I have just a couple of final thoughts that pick up from my colleague's comments.
First, I would point out the obvious fact that this is a maximum fine. It doesn't mean that they're going to be fined $500,000. It would give discretion to levy a fine up to that amount.
I would imagine that all sorts of factors would be taken into account in setting an appropriate fine, whether it was inadvertent or it was a few days late, etc., all the way up to an egregious or repeat offender. As a maximum, $50,000 is too low when you're talking about tobacco, in my opinion.
Second, no tobacco company will ever have to pay it if they comply, which I expect them to do. This is not levying any kind of penalty; it's for companies that don't comply.
The other interesting thing to keep in mind is that the purpose of this is to have an enforcement mechanism for cost recovery. What is cost recovery? It is putting onto tobacco companies the costs that Health Canada has to expend to deal with the health impacts of their product. It's circular: At the end of the day, it comes down to enforcing health for Canadians. That's why I think it sends a strong message, in theory. It's entirely avoidable by tobacco companies; they simply have to comply with the cost recovery provisions.

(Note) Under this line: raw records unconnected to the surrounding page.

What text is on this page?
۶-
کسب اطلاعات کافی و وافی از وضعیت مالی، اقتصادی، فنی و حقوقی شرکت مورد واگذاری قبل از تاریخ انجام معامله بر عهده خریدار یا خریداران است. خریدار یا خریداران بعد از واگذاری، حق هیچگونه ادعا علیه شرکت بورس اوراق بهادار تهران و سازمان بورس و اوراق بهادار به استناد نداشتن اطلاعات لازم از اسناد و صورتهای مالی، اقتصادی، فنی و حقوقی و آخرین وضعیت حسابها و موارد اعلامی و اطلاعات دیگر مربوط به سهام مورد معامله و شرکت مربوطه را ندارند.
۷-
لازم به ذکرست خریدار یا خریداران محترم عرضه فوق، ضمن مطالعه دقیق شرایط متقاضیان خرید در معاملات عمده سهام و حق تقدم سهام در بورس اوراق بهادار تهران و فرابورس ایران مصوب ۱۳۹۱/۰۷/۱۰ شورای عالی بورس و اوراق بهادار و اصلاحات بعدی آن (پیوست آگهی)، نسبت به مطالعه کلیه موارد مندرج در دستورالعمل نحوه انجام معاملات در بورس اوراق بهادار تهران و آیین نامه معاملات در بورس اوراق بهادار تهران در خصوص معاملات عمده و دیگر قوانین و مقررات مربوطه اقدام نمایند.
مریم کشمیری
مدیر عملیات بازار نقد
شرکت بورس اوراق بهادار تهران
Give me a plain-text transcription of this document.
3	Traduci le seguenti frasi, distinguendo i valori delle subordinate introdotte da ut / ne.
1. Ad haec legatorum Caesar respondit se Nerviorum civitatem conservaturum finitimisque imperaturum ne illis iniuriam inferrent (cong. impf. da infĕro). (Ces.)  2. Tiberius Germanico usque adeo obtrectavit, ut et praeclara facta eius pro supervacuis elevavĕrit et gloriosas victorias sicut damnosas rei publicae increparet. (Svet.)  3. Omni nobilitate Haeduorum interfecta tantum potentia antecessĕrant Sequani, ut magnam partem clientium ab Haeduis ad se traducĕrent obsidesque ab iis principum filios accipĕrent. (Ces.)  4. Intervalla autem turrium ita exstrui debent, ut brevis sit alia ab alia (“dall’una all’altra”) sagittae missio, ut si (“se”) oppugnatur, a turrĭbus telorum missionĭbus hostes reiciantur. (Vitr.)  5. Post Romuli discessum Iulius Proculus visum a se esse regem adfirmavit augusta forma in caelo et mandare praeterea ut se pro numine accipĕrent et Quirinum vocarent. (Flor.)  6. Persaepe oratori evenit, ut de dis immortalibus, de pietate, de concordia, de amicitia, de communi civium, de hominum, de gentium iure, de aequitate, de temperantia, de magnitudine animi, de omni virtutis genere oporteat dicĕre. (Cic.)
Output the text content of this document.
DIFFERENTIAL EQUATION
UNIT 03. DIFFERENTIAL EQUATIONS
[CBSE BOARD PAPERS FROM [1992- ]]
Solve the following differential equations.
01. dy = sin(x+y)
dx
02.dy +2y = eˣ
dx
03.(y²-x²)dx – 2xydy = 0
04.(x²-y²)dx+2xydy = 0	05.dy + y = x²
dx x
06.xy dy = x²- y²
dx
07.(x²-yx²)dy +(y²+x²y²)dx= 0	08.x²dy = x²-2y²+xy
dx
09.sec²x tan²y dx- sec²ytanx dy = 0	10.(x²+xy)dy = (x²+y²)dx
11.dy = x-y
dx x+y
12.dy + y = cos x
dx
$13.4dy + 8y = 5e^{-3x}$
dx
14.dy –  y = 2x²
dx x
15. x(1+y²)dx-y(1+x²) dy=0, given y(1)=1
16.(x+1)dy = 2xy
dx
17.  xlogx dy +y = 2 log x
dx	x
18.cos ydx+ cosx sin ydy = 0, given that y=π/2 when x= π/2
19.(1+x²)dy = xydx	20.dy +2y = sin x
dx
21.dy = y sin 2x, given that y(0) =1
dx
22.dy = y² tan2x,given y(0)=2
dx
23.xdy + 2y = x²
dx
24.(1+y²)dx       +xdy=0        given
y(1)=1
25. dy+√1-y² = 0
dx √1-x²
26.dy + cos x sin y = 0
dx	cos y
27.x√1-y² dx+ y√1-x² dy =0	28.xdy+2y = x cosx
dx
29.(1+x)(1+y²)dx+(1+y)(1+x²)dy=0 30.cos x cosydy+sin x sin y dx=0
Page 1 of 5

I will conclude by saying the Canadian Cancer Society asked for this in testimony. In addition to having deep pockets, tobacco companies are very sophisticated, and they have proved for decades they will use every lever at their disposal. They will use every pressure point to try to have their products sold in Canada.
To me, as a government, if we're going to allow this very dangerous and addictive carcinogen to be sold in this country, it's very important that we make it clear that the costs of dealing with it will be enforced in a meaningful way.
For all those reasons, I would rather err on the side of sending a strong message to the tobacco industry than send a weak one.
I'll leave it there, and I will be happy to live with whatever decision my colleagues come to.